I moved to New York City to start a new life. But I have never forgotten the old one, and I see that life in Amy Coney Barrett’s eyes. I fear that she has commitments that remain concealed.
To a former believer like myself, the Barrett nomination is more evidence that the GOP is acting in lockstep with the Christian right. Their president, Donald J. Trump, signed an executive order blocking enforcement of The Johnson amendment, which prohibits religious leaders from using their pulpits to campaign for political candidates. Their Secretary of Education, Betsy DeVos, appears hell-bent on sabotaging our public education system in order to funnel public funds to religious schools. The charismatic rite of the “laying on of hands” is practiced on the president inside the Oval Office.

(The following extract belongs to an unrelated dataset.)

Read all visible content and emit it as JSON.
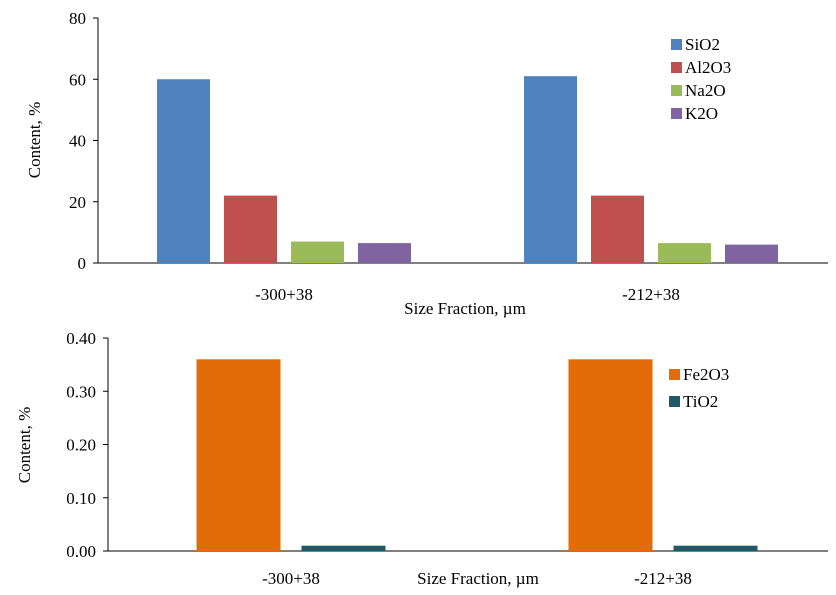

Now as they speed Trump’s nominee into the Supreme Court seat they stole, the GOP invokes a sacrosanct division between faith and politics to demand that Barrett’s ties to People of Praise be neither questioned nor discussed. To ask her questions about affiliations that she has tried to hide would constitute religious persecution, they declared, and the Judge’s examiners appeared to obey those terms.
But what if the GOP is not really interested in freedom from persecution, but in the freedom to persecute?
The Establishment Clause is vital to true religious freedom and must be protected. Clearly, we expect that most public servants suffer no conflict in keeping their oaths to the Constitution as they stay true to their private and personal beliefs. But in the charismatic Christian tradition in which I was raised, and then rejected, our political goals and our religious dogma were so interwoven it would have made no sense to me to treat them as distinct.
Amy Coney Barrett is the brightest star of the religious right, the epic hero they have been waiting for for decades. This should not have gone unquestioned or unchallenged.
That Trump’s short-term appointees are working to dismantle their own departments is outrageous enough, but a lifelong appointment to the Supreme Court is even more serious. An opportunity has passed: If there was any chance that Barrett’s mission on the Supreme Court includes a political mandate to destroy it—including one that is wrapped in religious terminology—this confirmation hearing was the people’s chance to find out. A careful questioner could have gotten to the heart of this matter in a way that was not discriminatory. Asking this important question meant facing the fact that our democratic norms and our constitutional protections are in peril.
As someone who was once indoctrinated to subvert our American way of life, I can assure you that the danger is real. The fact that the I find the teachings of the People of Praise distressingly familiar does not mean that Judge Barrett treasures the same goals I once served. But we could have found out if someone had asked her this one, crucial question:
Is America a Christian nation?
If you had put it to me that way, the old me would have answered with the truth.
Rose Thomas Bannister is a singer-songwriter, poet and sommelier. She grew up in Nebraska and now lives in New York City.